Macho man with a yen for '70s rock

Ryan

December 01, 2005|By KEVIN VAN VALKENBURG | KEVIN VAN VALKENBURG,SUN REPORTER

The brilliance of outsider bad boy Ryan Atwood - played on The O.C. by 26-year-old actor Ben McKenzie - isn't in his subtle complexity, his dramatic intensity or his emotional honesty. Nor is it the fact that, according to both television critics and teenage girls, he bears a passing physical resemblance to a young Russell Crowe.

Instead, the brilliance of Ryan Atwood can be summed up thusly: The man loves Journey.

"Do not insult Journey, all right?" he tells Seth, his best friend, as they speed to the airport with the car radio blasting, hoping to stop a girl from boarding a plane and leaving Newport Beach.

For anyone else on The O.C., which lives and dies by its hipster cred, the sin of admitting you like a 1970s rock band known mostly for its guitar-heavy power ballads would be simply unpardonable. This is, after all, a show that helped make indie bands like the Killers, Modest Mouse and Death Cab for Cutie part of the cultural mainstream.

But with Ryan, it's simply part of the package. He's so uncool, he's cool, and yet he can say more by arching his eyebrow than Seth can in an entire monologue. While other characters thrive on The O.C. thanks to their wit, their good looks or their use of irony, Ryan continues to carry the torch for the unapologetic male. He doesn't specialize in witty one-liners and would never talk about his angst with a team of therapists.

Instead, he snarls at authority, falls for the ladies a little too hard, gets jealous when he knows he shouldn't, then punches people in the face and shrugs his shoulders. "You know what I like about rich kids?" Ryan once asked his one-time enemy, Luke, right before decking him. "Nothing."

Once upon a time, those qualities were considered the archetype for the American male. But somewhere along the line, the Frank Sinatras and Cool Hand Lukes ceded too much ground to the Tobey Maguires and Leonardo DiCaprios of the world.

Sensitive, sophisticated men like Seth started getting all the press. Nick Hornby and Chuck Klosterman became best-selling authors. The Fab Five from Queer Eye for the Straight Guy taught men how to cut their hair and get their backs waxed. Things simply went too far. One day, we awoke in horror to the image of Maverick from Top Gun jumping up and down on Oprah's couch, telling us he was in love with the girl from Dawson's Creek.
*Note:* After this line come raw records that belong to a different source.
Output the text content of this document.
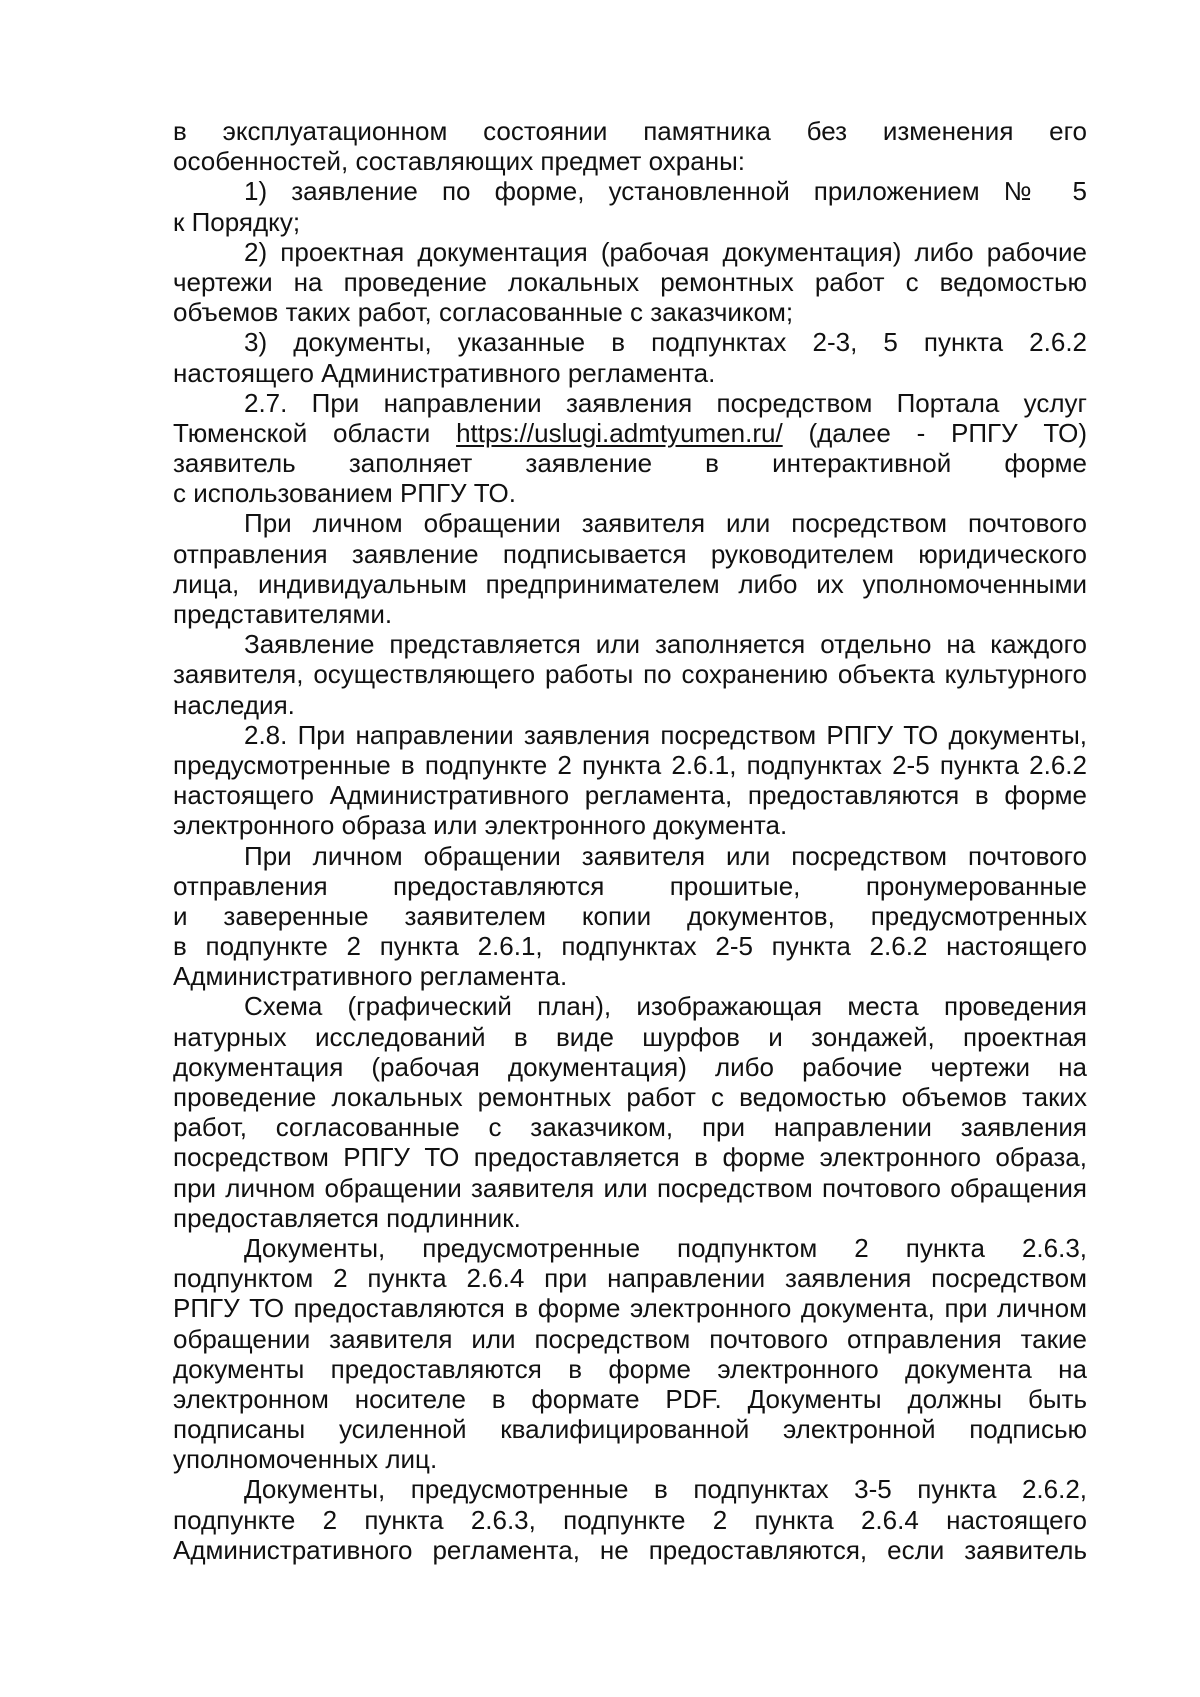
в эксплуатационном состоянии памятника без изменения его
особенностей, составляющих предмет охраны:
1) заявление по форме, установленной приложением № 5
к Порядку;
2) проектная документация (рабочая документация) либо рабочие
чертежи на проведение локальных ремонтных работ с ведомостью
объемов таких работ, согласованные с заказчиком;
3) документы, указанные в подпунктах 2-3, 5 пункта 2.6.2
настоящего Административного регламента.
2.7. При направлении заявления посредством Портала услуг
Тюменской области https://uslugi.admtyumen.ru/ (далее - РПГУ ТО)
заявитель заполняет заявление в интерактивной форме
с использованием РПГУ ТО.
При личном обращении заявителя или посредством почтового
отправления заявление подписывается руководителем юридического
лица, индивидуальным предпринимателем либо их уполномоченными
представителями.
Заявление представляется или заполняется отдельно на каждого
заявителя, осуществляющего работы по сохранению объекта культурного
наследия.
2.8. При направлении заявления посредством РПГУ ТО документы,
предусмотренные в подпункте 2 пункта 2.6.1, подпунктах 2-5 пункта 2.6.2
настоящего Административного регламента, предоставляются в форме
электронного образа или электронного документа.
При личном обращении заявителя или посредством почтового
отправления предоставляются прошитые, пронумерованные
и заверенные заявителем копии документов, предусмотренных
в подпункте 2 пункта 2.6.1, подпунктах 2-5 пункта 2.6.2 настоящего
Административного регламента.
Схема (графический план), изображающая места проведения
натурных исследований в виде шурфов и зондажей, проектная
документация (рабочая документация) либо рабочие чертежи на
проведение локальных ремонтных работ с ведомостью объемов таких
работ, согласованные с заказчиком, при направлении заявления
посредством РПГУ ТО предоставляется в форме электронного образа,
при личном обращении заявителя или посредством почтового обращения
предоставляется подлинник.
Документы, предусмотренные подпунктом 2 пункта 2.6.3,
подпунктом 2 пункта 2.6.4 при направлении заявления посредством
РПГУ ТО предоставляются в форме электронного документа, при личном
обращении заявителя или посредством почтового отправления такие
документы предоставляются в форме электронного документа на
электронном носителе в формате PDF. Документы должны быть
подписаны усиленной квалифицированной электронной подписью
уполномоченных лиц.
Документы, предусмотренные в подпунктах 3-5 пункта 2.6.2,
подпункте 2 пункта 2.6.3, подпункте 2 пункта 2.6.4 настоящего
Административного регламента, не предоставляются, если заявитель
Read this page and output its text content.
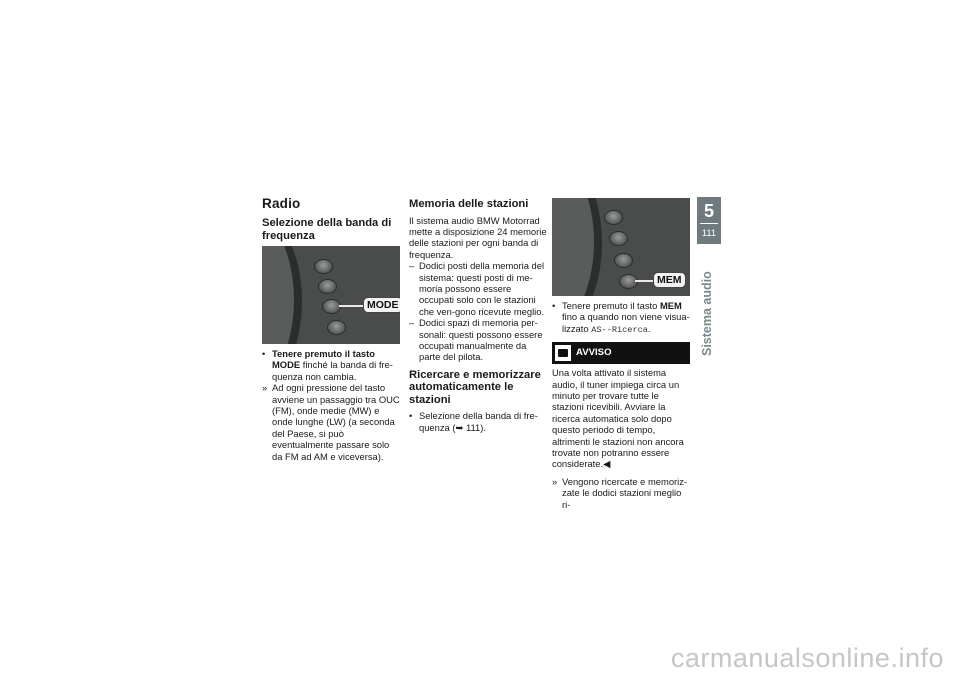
Radio
Selezione della banda di frequenza
MODE
• Tenere premuto il tasto MODE finché la banda di fre-quenza non cambia.
» Ad ogni pressione del tasto avviene un passaggio tra OUC (FM), onde medie (MW) e onde lunghe (LW) (a seconda del Paese, si può eventualmente passare solo da FM ad AM e viceversa).
Memoria delle stazioni
Il sistema audio BMW Motorrad mette a disposizione 24 memorie delle stazioni per ogni banda di frequenza.
– Dodici posti della memoria del sistema: questi posti di me-moria possono essere occupati solo con le stazioni che ven-gono ricevute meglio.
– Dodici spazi di memoria per-sonali: questi possono essere occupati manualmente da parte del pilota.
Ricercare e memorizzare automaticamente le stazioni
• Selezione della banda di fre-quenza (➥ 111).
MEM
• Tenere premuto il tasto MEM fino a quando non viene visua-lizzato AS--Ricerca.
AVVISO
Una volta attivato il sistema audio, il tuner impiega circa un minuto per trovare tutte le stazioni ricevibili. Avviare la ricerca automatica solo dopo questo periodo di tempo, altrimenti le stazioni non ancora trovate non potranno essere considerate.◀
» Vengono ricercate e memoriz-zate le dodici stazioni meglio ri-
5
111
Sistema audio
carmanualsonline.info
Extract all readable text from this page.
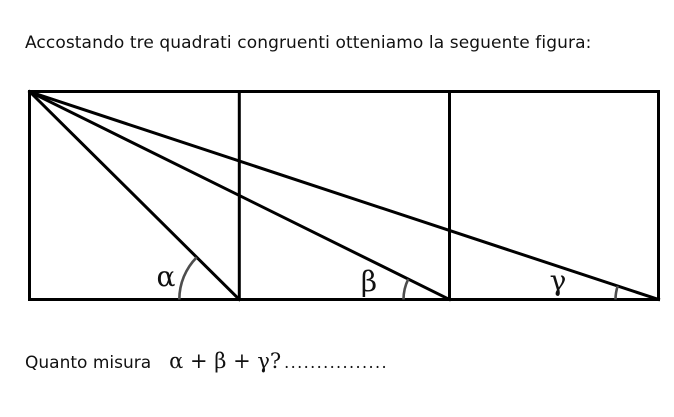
Accostando tre quadrati congruenti otteniamo la seguente figura:
α	β	γ
Quanto misura α + β + γ? ................
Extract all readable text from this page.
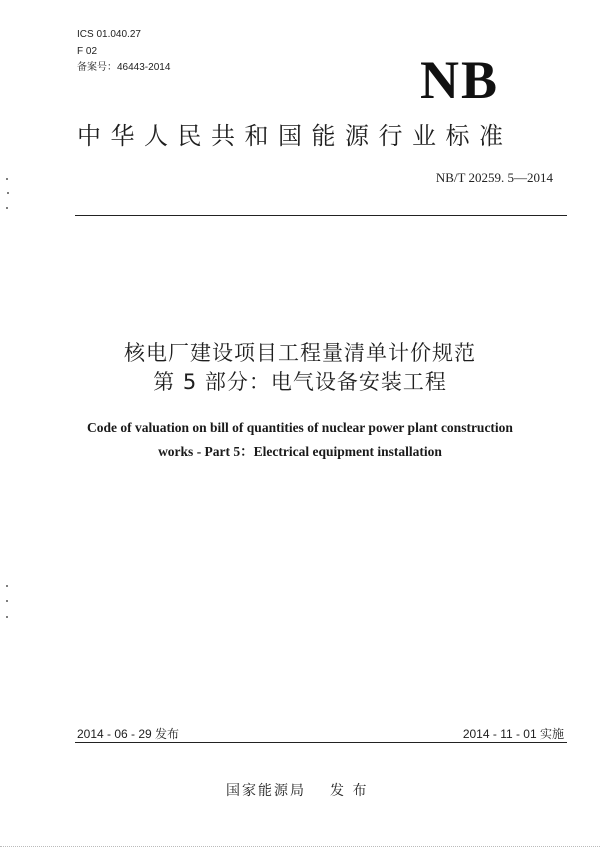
ICS 01.040.27
F 02
备案号：46443-2014	NB
中华人民共和国能源行业标准
NB/T 20259. 5—2014
核电厂建设项目工程量清单计价规范
第 5 部分：电气设备安装工程
Code of valuation on bill of quantities of nuclear power plant construction
works - Part 5：Electrical equipment installation
2014 - 06 - 29 发布	2014 - 11 - 01 实施
国家能源局 发 布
What Ryan represents is a return to our masculine roots, but with a 90210 twist. He's a cross between Dean Moriarty from Jack Kerouac's On The Road and the shadowy stranger in countless Johnny Cash songs who knows he's a sinner, yet he's trying so hard to be good. He's willing to fight if he has to, but tries to avoid trouble. Like Bruce Banner, he becomes the Hulk only when he's provoked. As long as you don't put your hands on his woman, you'll get along with him just fine. If you do, then like Harbor High School's dean of discipline found out recently, you're going to get punched in the face.

It's OK. You probably deserved it. Now go home and listen to Ben Folds and write in your journal.